Researchers from Boston University’s (BU) Slone Epidemiology Center have developed a new breast cancer risk prediction model for African American women that showed greater accuracy in predicting risk for the disease. The use of this model could result in increased eligibility of African Americans in breast cancer prevention trials and, ultimately, may lead to better and more equitable long-term health outcomes.
Breast cancer is the most common cancer and the second most common cause of cancer deaths among women in the United States. Several decades of epidemiological research have demonstrated widespread racial disparities across a number of indicators including incidence, screening prevalence, stage at diagnosis, treatment, survival and mortality. For example, although African American women are overall less likely than white women to be diagnosed with breast cancer, they are more likely to be diagnosed at a later stage, to have more aggressive cancers, and to die from the disease.
While African American women could benefit greatly from advances in breast cancer prevention and early detection strategies, research suggests that they are missing out on many of these opportunities. For instance, doctors are less likely to recommend chemoprevention and other risk-reduction therapies for African American patients than for white patients. The effectiveness of these strategies depends in part on the ability to accurately identify individuals at increased risk of the disease.
Models for predicting absolute risk of breast cancer (i.e., the overall chance of developing breast cancer, as opposed to the relative risk compared to some other group) are used for many important purposes in oncology, such as guiding decisions about chemoprevention and determining eligibility for recruitment into clinical trials. The well-respected Gail Model has been used widely for breast cancer risk prediction in white women but has been shown to underestimate risk in African-American women. Underestimation of risk for African-American women has contributed to their under-representation in breast cancer prevention trials. According to a 2014 study, minorities make up less than five percent of all clinical trial participants; in cancer clinical trials, only 1.3 percent of participants are African American.
In this latest study, published in the Journal of Clinical Oncology, the BU researchers used prospective data from 55,000 African American women age 30-69 at baseline in the BU Black Women’s Health Study to develop a breast cancer risk prediction model specifically for African American women. It included family history of breast cancer, history of benign breast disease, age at menarche, age at first birth, bilateral oophorectomy, oral contraceptive use, hormone use, body mass index at age 18 and adult height.

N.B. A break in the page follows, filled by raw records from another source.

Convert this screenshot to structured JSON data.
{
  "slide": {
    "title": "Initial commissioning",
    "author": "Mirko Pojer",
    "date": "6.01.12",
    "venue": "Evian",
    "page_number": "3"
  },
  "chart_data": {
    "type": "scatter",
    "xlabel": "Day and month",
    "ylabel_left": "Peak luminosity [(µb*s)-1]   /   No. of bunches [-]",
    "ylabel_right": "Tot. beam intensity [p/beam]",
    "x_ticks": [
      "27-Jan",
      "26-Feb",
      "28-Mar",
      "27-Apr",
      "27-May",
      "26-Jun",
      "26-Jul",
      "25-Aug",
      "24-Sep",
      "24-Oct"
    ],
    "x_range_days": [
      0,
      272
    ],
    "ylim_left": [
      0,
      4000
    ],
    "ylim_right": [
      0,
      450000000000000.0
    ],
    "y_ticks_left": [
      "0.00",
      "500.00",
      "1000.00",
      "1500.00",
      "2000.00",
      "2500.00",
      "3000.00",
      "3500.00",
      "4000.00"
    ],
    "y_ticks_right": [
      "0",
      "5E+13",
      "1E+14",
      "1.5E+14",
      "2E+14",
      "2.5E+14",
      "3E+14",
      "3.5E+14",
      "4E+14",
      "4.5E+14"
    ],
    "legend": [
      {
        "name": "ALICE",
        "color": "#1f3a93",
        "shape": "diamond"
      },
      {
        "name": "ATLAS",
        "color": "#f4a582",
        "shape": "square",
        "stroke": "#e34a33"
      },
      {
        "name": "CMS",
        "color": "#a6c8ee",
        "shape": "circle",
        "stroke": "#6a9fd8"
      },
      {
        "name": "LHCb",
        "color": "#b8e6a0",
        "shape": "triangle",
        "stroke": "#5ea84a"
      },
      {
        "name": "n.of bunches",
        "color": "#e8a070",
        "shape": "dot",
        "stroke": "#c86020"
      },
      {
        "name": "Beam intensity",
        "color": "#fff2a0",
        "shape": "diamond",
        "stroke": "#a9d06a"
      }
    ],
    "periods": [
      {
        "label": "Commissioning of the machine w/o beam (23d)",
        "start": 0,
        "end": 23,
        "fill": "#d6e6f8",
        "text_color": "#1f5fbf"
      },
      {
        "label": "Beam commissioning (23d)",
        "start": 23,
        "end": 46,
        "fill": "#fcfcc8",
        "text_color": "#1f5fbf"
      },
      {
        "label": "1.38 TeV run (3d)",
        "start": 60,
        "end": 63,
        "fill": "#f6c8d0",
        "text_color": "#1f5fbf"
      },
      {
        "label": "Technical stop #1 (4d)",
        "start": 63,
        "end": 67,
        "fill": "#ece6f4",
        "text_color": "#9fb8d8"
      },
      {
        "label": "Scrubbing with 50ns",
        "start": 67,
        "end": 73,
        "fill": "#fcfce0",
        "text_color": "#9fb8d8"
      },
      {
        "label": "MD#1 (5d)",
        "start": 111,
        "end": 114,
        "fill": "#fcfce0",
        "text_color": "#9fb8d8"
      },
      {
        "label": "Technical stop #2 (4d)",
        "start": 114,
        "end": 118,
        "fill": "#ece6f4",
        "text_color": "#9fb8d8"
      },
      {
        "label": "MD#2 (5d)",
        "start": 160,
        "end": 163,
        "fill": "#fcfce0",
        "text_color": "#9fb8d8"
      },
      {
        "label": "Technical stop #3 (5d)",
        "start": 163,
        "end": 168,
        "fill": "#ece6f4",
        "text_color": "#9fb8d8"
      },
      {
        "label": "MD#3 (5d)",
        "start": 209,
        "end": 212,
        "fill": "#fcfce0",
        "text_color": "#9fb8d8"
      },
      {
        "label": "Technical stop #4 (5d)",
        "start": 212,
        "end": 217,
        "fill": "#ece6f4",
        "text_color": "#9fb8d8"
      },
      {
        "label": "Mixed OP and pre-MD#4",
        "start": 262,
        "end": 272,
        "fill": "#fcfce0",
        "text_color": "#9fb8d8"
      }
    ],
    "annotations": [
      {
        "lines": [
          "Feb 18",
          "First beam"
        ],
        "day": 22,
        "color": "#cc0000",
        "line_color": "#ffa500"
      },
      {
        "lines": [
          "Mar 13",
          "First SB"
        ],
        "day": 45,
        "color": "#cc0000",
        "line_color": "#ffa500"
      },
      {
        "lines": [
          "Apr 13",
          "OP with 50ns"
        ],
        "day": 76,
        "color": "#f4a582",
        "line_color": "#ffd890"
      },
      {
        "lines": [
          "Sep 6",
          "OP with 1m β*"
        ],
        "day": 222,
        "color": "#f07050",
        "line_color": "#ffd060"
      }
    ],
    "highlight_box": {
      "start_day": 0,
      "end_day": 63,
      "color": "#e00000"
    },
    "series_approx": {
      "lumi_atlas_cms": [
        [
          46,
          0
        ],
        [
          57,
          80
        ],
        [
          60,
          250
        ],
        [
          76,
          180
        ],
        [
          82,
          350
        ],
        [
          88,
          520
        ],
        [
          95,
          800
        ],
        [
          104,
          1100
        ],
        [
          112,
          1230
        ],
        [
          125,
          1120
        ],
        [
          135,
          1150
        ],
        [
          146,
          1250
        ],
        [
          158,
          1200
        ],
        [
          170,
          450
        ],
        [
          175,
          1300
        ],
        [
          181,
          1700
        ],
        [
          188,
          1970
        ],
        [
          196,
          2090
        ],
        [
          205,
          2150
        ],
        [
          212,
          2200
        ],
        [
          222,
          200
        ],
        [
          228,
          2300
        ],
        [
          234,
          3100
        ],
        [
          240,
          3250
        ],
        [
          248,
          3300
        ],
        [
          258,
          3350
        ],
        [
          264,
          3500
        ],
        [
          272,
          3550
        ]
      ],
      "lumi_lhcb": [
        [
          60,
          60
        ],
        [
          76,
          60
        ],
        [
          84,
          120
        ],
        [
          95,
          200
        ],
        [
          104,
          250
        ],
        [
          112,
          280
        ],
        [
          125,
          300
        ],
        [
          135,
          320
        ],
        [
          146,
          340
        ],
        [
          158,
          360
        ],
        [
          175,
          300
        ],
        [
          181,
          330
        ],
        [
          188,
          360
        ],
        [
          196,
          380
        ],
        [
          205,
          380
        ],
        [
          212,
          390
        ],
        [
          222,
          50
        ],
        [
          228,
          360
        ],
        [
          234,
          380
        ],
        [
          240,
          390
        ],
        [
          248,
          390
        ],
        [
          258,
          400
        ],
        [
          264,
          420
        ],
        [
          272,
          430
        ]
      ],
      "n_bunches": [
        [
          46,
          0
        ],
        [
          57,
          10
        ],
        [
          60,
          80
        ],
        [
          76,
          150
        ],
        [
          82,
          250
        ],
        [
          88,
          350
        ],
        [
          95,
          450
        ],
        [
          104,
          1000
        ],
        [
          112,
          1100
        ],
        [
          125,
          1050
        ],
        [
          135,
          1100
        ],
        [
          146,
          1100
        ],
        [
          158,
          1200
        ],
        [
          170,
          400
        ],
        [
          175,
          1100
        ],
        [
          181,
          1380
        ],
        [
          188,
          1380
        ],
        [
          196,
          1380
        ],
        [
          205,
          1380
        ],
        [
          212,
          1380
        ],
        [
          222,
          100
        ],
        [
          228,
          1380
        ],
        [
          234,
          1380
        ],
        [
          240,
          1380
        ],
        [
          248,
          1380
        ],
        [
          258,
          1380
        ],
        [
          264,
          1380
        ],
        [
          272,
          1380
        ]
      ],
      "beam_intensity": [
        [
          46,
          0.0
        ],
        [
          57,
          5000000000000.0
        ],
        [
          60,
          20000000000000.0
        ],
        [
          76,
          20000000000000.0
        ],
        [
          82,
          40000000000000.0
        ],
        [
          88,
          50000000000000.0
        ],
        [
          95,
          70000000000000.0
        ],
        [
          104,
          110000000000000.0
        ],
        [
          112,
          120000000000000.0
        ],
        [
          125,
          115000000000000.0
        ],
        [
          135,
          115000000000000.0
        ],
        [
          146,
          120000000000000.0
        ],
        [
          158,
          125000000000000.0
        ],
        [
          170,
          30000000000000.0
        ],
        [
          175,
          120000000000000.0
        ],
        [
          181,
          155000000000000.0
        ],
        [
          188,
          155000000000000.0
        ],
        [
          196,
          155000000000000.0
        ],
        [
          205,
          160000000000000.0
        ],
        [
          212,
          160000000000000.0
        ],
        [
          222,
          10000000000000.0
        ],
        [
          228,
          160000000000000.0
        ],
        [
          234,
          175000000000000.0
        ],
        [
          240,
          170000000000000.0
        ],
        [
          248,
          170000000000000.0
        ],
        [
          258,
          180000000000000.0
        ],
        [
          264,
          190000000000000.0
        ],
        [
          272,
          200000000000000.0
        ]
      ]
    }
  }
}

“The model was well calibrated in that it predicted 486 cases in comparison to an observed 506 cases during the additional five years of follow-up,” explained senior author Julie Palmer, senior epidemiologist at BU’s Slone Epidemiology Center and professor of epidemiology at BU’s School of Public Health. “Based on the Black Women’s Health Study model, 14.6 percent of women age 30-69 were predicted to have a five-year risk of at least 1.66 percent. This is considerably higher than the proportion predicted by previous models to be above that end point,” said Palmer.
According to the researchers, previous breast cancer risk prediction models for African American women have used information on only a few factors and may have underestimated risk. “The new model appears to improve prediction and, if used for determining eligibility for entry into prevention trials, would likely result in a greater number of African American women invited to enroll in the trials,” she added.